Na semana passada, apresentamos as principais projeções para a economia brasileira e os impactos no setor moveleiro a partir de 2023 — clique para ler. Mas de que forma as estimativas para o mercado nacional se alinham com as condições atuais e as perspectivas de futuro para o mundo? Bem, infelizmente não da forma — ou ao menos não no período — que gostaríamos.
O crescimento global está diminuindo drasticamente diante de uma inflação elevada, taxas de juros mais altas, investimentos reduzidos e problemáticas causadas pela invasão russa na Ucrânia.
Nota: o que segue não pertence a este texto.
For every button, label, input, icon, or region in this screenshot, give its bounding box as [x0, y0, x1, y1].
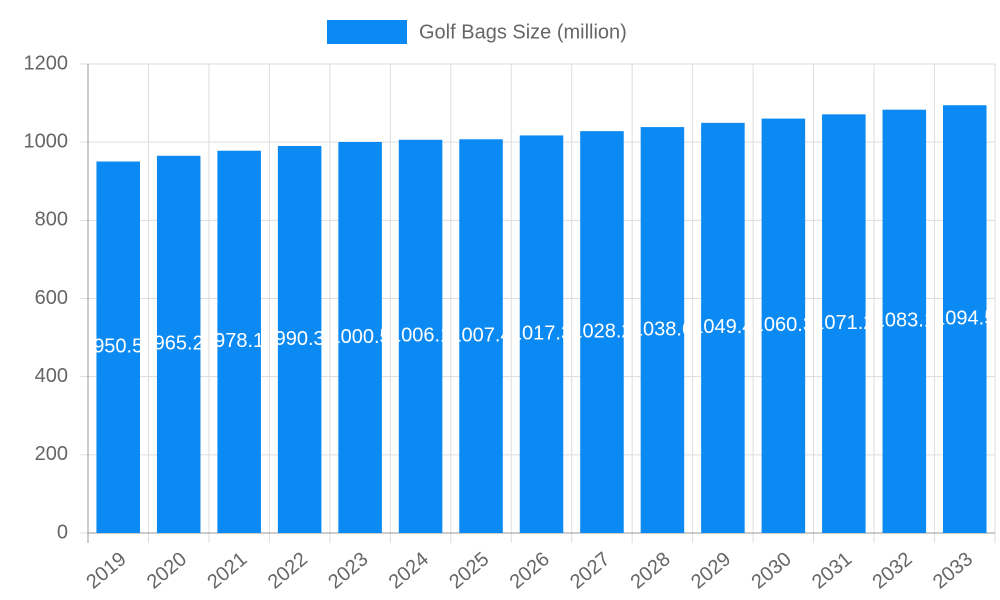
- bar: [96, 161, 141, 533]
- value-label: 965.2: [154, 333, 204, 355]
- bar: [822, 114, 866, 534]
- y-tick-label: 600: [35, 287, 68, 309]
- value-label: 1094.5: [934, 307, 995, 329]
- x-tick-label: 2030: [748, 548, 796, 593]
- y-tick-label: 1200: [24, 52, 69, 74]
- value-label: 1017.3: [511, 322, 572, 344]
- value-label: 990.3: [275, 328, 325, 350]
- bar: [459, 139, 503, 533]
- y-tick-label: 400: [35, 365, 68, 387]
- bar: [882, 109, 927, 533]
- value-label: 950.5: [93, 336, 143, 358]
- value-label: 1007.4: [450, 324, 511, 346]
- x-tick-label: 2021: [203, 548, 251, 593]
- y-tick-label: 0: [57, 521, 68, 543]
- value-label: 1049.4: [692, 316, 753, 338]
- y-tick-label: 800: [35, 209, 68, 231]
- bar: [338, 141, 382, 533]
- value-label: 978.1: [214, 330, 264, 352]
- x-tick-label: 2023: [324, 548, 372, 593]
- x-tick-label: 2025: [445, 548, 493, 593]
- x-tick-label: 2024: [385, 548, 433, 593]
- x-tick-label: 2033: [929, 548, 977, 593]
- y-tick-label: 1000: [24, 130, 69, 152]
- bar: [761, 118, 806, 533]
- value-label: 1006.1: [390, 325, 451, 347]
- bar: [156, 155, 201, 533]
- x-tick-label: 2020: [143, 548, 191, 593]
- x-tick-label: 2026: [506, 548, 554, 593]
- x-tick-label: 2022: [264, 548, 312, 593]
- value-label: 1000.5: [330, 326, 391, 348]
- x-tick-label: 2028: [627, 548, 675, 593]
- legend-swatch: [327, 20, 407, 44]
- value-label: 1071.2: [813, 312, 874, 334]
- x-tick-label: 2032: [868, 548, 916, 593]
- value-label: 1083.1: [874, 310, 935, 332]
- bar: [519, 135, 564, 533]
- value-label: 1038.6: [632, 318, 693, 340]
- x-tick-label: 2031: [808, 548, 856, 593]
- bar: [640, 127, 685, 533]
- bar: [217, 150, 261, 533]
- y-tick-label: 200: [35, 443, 68, 465]
- x-tick-label: 2019: [82, 548, 130, 593]
- x-tick-label: 2027: [566, 548, 614, 593]
- bar: [398, 139, 443, 533]
- bar: [277, 145, 322, 533]
- legend-label: Golf Bags Size (million): [419, 21, 627, 43]
- x-tick-label: 2029: [687, 548, 735, 593]
- bar: [942, 105, 987, 534]
- value-label: 1060.3: [753, 314, 814, 336]
- bar: [701, 122, 745, 533]
- value-label: 1028.2: [571, 320, 632, 342]
- bar: [580, 131, 624, 533]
Questões que refletem na economia brasileira e em tantas outras ao redor do mundo, que contam ainda com suas peculiaridades locais como a “cereja em cima do bolo” — um bolo nada saboroso numa festa em que todos detestam cereja.
É o que não só nós temos repetido por aqui na Plataforma Setor Moveleiro como também é apontado pelo último relatório “Global Economic Prospects”, do Banco Mundial, que revela que a economia global está “por um fio”.
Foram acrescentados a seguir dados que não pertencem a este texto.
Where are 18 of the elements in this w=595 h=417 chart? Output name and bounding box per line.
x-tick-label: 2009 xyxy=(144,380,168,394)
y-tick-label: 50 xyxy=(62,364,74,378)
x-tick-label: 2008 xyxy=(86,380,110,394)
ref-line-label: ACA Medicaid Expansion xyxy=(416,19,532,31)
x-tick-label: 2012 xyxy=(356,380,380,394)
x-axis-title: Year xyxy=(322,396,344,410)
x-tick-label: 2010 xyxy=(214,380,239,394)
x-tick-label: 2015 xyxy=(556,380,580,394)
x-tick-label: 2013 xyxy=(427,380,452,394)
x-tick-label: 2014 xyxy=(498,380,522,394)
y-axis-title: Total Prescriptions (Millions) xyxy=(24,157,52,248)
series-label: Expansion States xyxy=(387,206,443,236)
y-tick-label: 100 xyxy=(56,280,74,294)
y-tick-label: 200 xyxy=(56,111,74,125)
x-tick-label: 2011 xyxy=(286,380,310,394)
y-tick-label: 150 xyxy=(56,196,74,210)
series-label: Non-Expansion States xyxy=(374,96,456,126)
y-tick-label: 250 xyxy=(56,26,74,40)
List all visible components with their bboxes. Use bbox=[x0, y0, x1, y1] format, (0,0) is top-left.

A expectativa da instituição é de que o crescimento econômico no mundo seja de apenas 1,7% em 2023. Uma queda severa em relação aos 2,9% estimados para 2022. Para o próximo ano, 2024, o crescimento previsto é um pouco melhor, mas ainda abaixo do estimado para o ano passado: em torno de 2,7%.
“Os riscos sobre os quais alertamos há seis meses se materializaram e nosso pior cenário tornou-se o cenário-base”, falou o diretor do Grupo de Perspectivas do Banco Mundial e responsável pelo relatório, Ayhan Kose. Dada a fragilidade das condições econômicas, qualquer novo acontecimento adverso pode empurrar a economia global para a recessão. O que marcaria a primeira vez em mais de 80 anos que duas recessões globais ocorreriam na mesma década.
Projeções para a economia global: países emergentes e em desenvolvimento
Embora muitos especialistas de mercado acreditem que a situação que a economia global vem atravessando já se desenha como uma crise grave, o Banco Mundial alerta para condições ainda piores já a partir de agora.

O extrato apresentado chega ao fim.